キトー<6409>は1932年、東京・大森に鬼頭美代志(きとうみよし)氏(現代表取締役社長である鬼頭芳雄(きとうよしお)氏の祖父)によって設立された。創業当時から主力製品はレバーブロック及びチェーンブロックなどの巻上機であったが、その後も一貫して専業メーカーとしての道を歩み続けている。現在ではチェーンブロックで国内シェア60%超のトップメーカーとなったが、海外展開も進んでおり海外子会社を13ヶ国に、海外代理店を50ヶ国に有している。海外売上高は2016年3月期で77.3%に達し、名実ともにグローバル企業と言えるだろう。

(2)事業内容

同社の主力製品は「簡単かつ小さな力で物体を持ち上げられる巻上機」である。巻上げを行うのが、「手動か電動か」「チェーンかワイヤーロープか」、持ち上げる荷の重さ及び形状によって製品の種類は多種多様である。さらに「物を持ち上げ移動するための製品」の延長として、クレーン関連の製品も製造している。主要製品の平均単価は1台当たり1~2万円程度から100万円超まで幅広い。数年で買い換える顧客もいるが、10~20年近く使用する場合も少なくない。以下が主要製品であるが、個々の製品別売上高は開示されていない。

・ チェーンブロック: 滑車の原理を使い、手鎖(ハンドチェーン)を動かすことで物を巻き上げ下げする。手動と電動がある。定格荷重は手動=0.5~50t、電動=0.06~20t。
・レバーブロック: レバーを上下させて物を持ち上げ、固定するもので手動のみ。(同0.25~9t)
・ワイヤーロープホイスト:電動でロープを巻上げて物を巻き上げ下げする。(同1~63t)
・その他:天井クレーン、ライトクレーン。

巻上機の主たる用途は「簡単に物を一時的に持ち上げること」なので、建設・土木の工事現場及び、製造業の工場などで頻繁に使われる。主なユーザーの業界は建設業、製造業であるが、実際は代理店経由の売上高が多いため、最終ユーザーの比率は不明である。

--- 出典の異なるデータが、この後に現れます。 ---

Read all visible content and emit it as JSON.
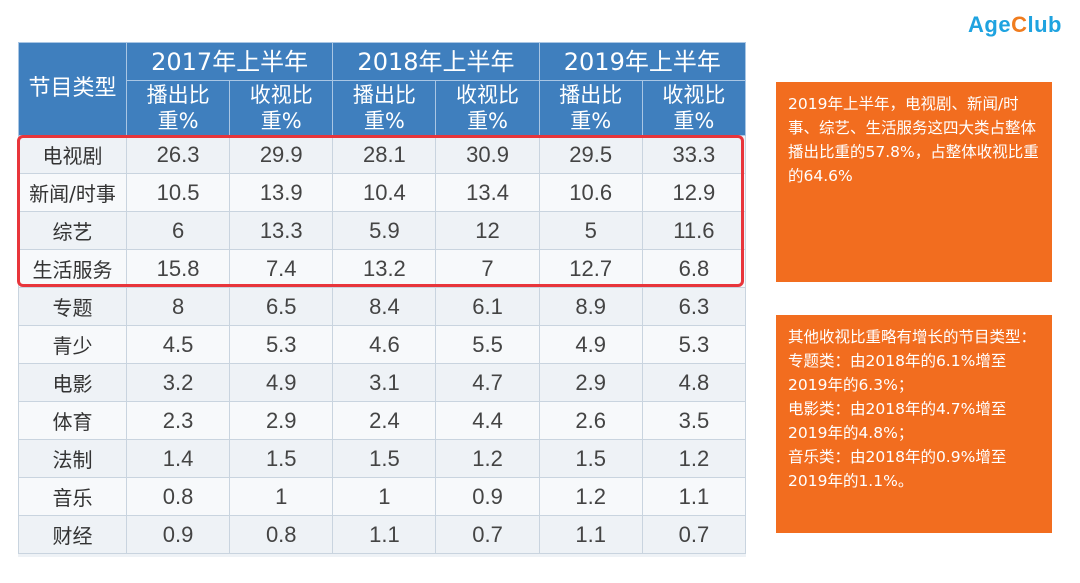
{
  "logo": {
    "part1": "Age",
    "part2": "C",
    "part3": "lub"
  },
  "table": {
    "header_category": "节目类型",
    "years": [
      "2017年上半年",
      "2018年上半年",
      "2019年上半年"
    ],
    "sub_headers": [
      "播出比重%",
      "收视比重%",
      "播出比重%",
      "收视比重%",
      "播出比重%",
      "收视比重%"
    ],
    "rows": [
      [
        "电视剧",
        "26.3",
        "29.9",
        "28.1",
        "30.9",
        "29.5",
        "33.3"
      ],
      [
        "新闻/时事",
        "10.5",
        "13.9",
        "10.4",
        "13.4",
        "10.6",
        "12.9"
      ],
      [
        "综艺",
        "6",
        "13.3",
        "5.9",
        "12",
        "5",
        "11.6"
      ],
      [
        "生活服务",
        "15.8",
        "7.4",
        "13.2",
        "7",
        "12.7",
        "6.8"
      ],
      [
        "专题",
        "8",
        "6.5",
        "8.4",
        "6.1",
        "8.9",
        "6.3"
      ],
      [
        "青少",
        "4.5",
        "5.3",
        "4.6",
        "5.5",
        "4.9",
        "5.3"
      ],
      [
        "电影",
        "3.2",
        "4.9",
        "3.1",
        "4.7",
        "2.9",
        "4.8"
      ],
      [
        "体育",
        "2.3",
        "2.9",
        "2.4",
        "4.4",
        "2.6",
        "3.5"
      ],
      [
        "法制",
        "1.4",
        "1.5",
        "1.5",
        "1.2",
        "1.5",
        "1.2"
      ],
      [
        "音乐",
        "0.8",
        "1",
        "1",
        "0.9",
        "1.2",
        "1.1"
      ],
      [
        "财经",
        "0.9",
        "0.8",
        "1.1",
        "0.7",
        "1.1",
        "0.7"
      ]
    ]
  },
  "notes": {
    "note1": "2019年上半年，电视剧、新闻/时事、综艺、生活服务这四大类占整体播出比重的57.8%，占整体收视比重的64.6%",
    "note2_lines": [
      "其他收视比重略有增长的节目类型：",
      "专题类：由2018年的6.1%增至2019年的6.3%；",
      "电影类：由2018年的4.7%增至2019年的4.8%；",
      "音乐类：由2018年的0.9%增至2019年的1.1%。"
    ]
  }
}
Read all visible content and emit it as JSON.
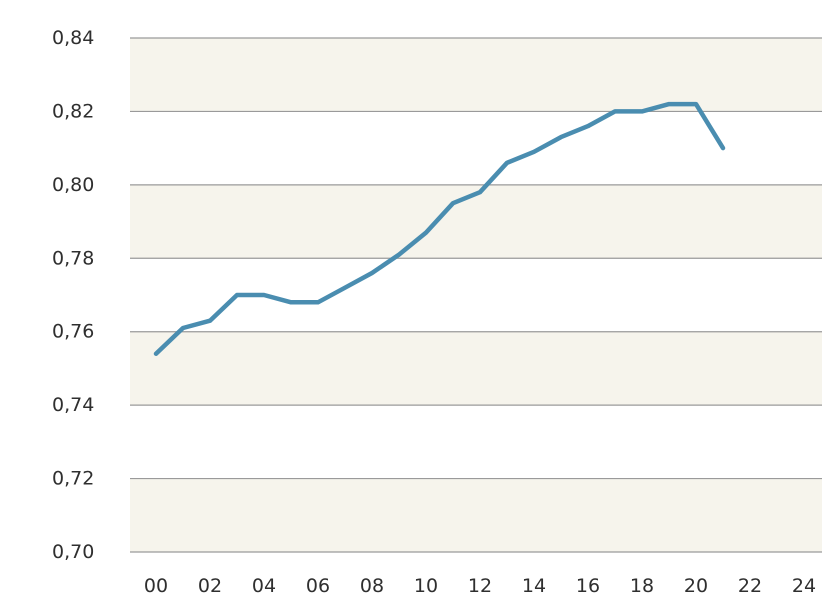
{
  "chart_data": {
    "type": "line",
    "title": "",
    "xlabel": "",
    "ylabel": "",
    "x": [
      0,
      1,
      2,
      3,
      4,
      5,
      6,
      7,
      8,
      9,
      10,
      11,
      12,
      13,
      14,
      15,
      16,
      17,
      18,
      19,
      20,
      21
    ],
    "series": [
      {
        "values": [
          0.754,
          0.761,
          0.763,
          0.77,
          0.77,
          0.768,
          0.768,
          0.772,
          0.776,
          0.781,
          0.787,
          0.795,
          0.798,
          0.806,
          0.809,
          0.813,
          0.816,
          0.82,
          0.82,
          0.822,
          0.822,
          0.81
        ],
        "color": "#4a8db0"
      }
    ],
    "xlim": [
      0,
      24
    ],
    "ylim": [
      0.7,
      0.84
    ],
    "x_ticks": [
      0,
      2,
      4,
      6,
      8,
      10,
      12,
      14,
      16,
      18,
      20,
      22,
      24
    ],
    "x_tick_labels": [
      "00",
      "02",
      "04",
      "06",
      "08",
      "10",
      "12",
      "14",
      "16",
      "18",
      "20",
      "22",
      "24"
    ],
    "y_ticks": [
      0.7,
      0.72,
      0.74,
      0.76,
      0.78,
      0.8,
      0.82,
      0.84
    ],
    "y_tick_labels": [
      "0,70",
      "0,72",
      "0,74",
      "0,76",
      "0,78",
      "0,80",
      "0,82",
      "0,84"
    ],
    "grid": true,
    "band_color": "#f6f4ec",
    "grid_color": "#9a9a9a",
    "legend": "none"
  }
}
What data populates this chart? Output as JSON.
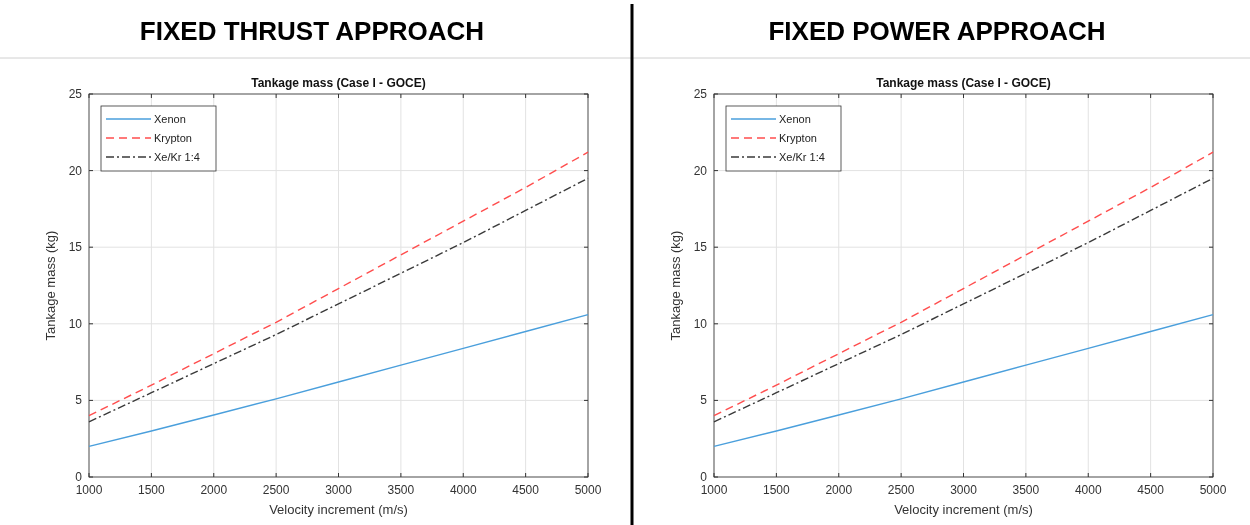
{
  "chart_data": [
    {
      "type": "line",
      "title": "FIXED THRUST APPROACH",
      "subtitle": "Tankage mass (Case I - GOCE)",
      "xlabel": "Velocity increment (m/s)",
      "ylabel": "Tankage mass (kg)",
      "x": [
        1000,
        1500,
        2000,
        2500,
        3000,
        3500,
        4000,
        4500,
        5000
      ],
      "xlim": [
        1000,
        5000
      ],
      "xticks": [
        1000,
        1500,
        2000,
        2500,
        3000,
        3500,
        4000,
        4500,
        5000
      ],
      "ylim": [
        0,
        25
      ],
      "yticks": [
        0,
        5,
        10,
        15,
        20,
        25
      ],
      "grid": true,
      "legend": "top left",
      "series": [
        {
          "name": "Xenon",
          "color": "#4a9fdc",
          "line_style": "solid",
          "values": [
            2.0,
            3.0,
            4.05,
            5.1,
            6.2,
            7.3,
            8.4,
            9.5,
            10.6
          ]
        },
        {
          "name": "Krypton",
          "color": "#ff4d4d",
          "line_style": "dashed",
          "values": [
            4.0,
            6.0,
            8.05,
            10.1,
            12.3,
            14.5,
            16.7,
            18.9,
            21.2
          ]
        },
        {
          "name": "Xe/Kr 1:4",
          "color": "#3a3a3a",
          "line_style": "dashdot",
          "values": [
            3.6,
            5.5,
            7.4,
            9.3,
            11.3,
            13.3,
            15.3,
            17.4,
            19.5
          ]
        }
      ]
    },
    {
      "type": "line",
      "title": "FIXED POWER APPROACH",
      "subtitle": "Tankage mass (Case I - GOCE)",
      "xlabel": "Velocity increment (m/s)",
      "ylabel": "Tankage mass (kg)",
      "x": [
        1000,
        1500,
        2000,
        2500,
        3000,
        3500,
        4000,
        4500,
        5000
      ],
      "xlim": [
        1000,
        5000
      ],
      "xticks": [
        1000,
        1500,
        2000,
        2500,
        3000,
        3500,
        4000,
        4500,
        5000
      ],
      "ylim": [
        0,
        25
      ],
      "yticks": [
        0,
        5,
        10,
        15,
        20,
        25
      ],
      "grid": true,
      "legend": "top left",
      "series": [
        {
          "name": "Xenon",
          "color": "#4a9fdc",
          "line_style": "solid",
          "values": [
            2.0,
            3.0,
            4.05,
            5.1,
            6.2,
            7.3,
            8.4,
            9.5,
            10.6
          ]
        },
        {
          "name": "Krypton",
          "color": "#ff4d4d",
          "line_style": "dashed",
          "values": [
            4.0,
            6.0,
            8.05,
            10.1,
            12.3,
            14.5,
            16.7,
            18.9,
            21.2
          ]
        },
        {
          "name": "Xe/Kr 1:4",
          "color": "#3a3a3a",
          "line_style": "dashdot",
          "values": [
            3.6,
            5.5,
            7.4,
            9.3,
            11.3,
            13.3,
            15.3,
            17.4,
            19.5
          ]
        }
      ]
    }
  ]
}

製品の種類別売上高(2016年3月期実績)は、顧客の一般的なニーズに対応した標準品が71.9%、顧客の様々なニーズに合わせオリジナル設計・製作した特殊製品(カスタム品)が16.8%、アフターサービス等が11.3%であった。

製造においてはほぼすべて自社グループでの組み立てであるが、部品も含めて約60%を内製しており、これが後述するように同社の強みにもなっている。日本では主にチェーンブロックとレバーブロックを、中国では主にワイヤロープホイストを、そのほかのアジア地域ではクレーンシステムを生産している。

地域別売上高(2016年3月期実績)は、日本で22.7%、米州(主にカナダ及び米国)で50.0%、中国で13.3%、アジアで9.5%、欧州で3.3%、その他で1.2%となっている。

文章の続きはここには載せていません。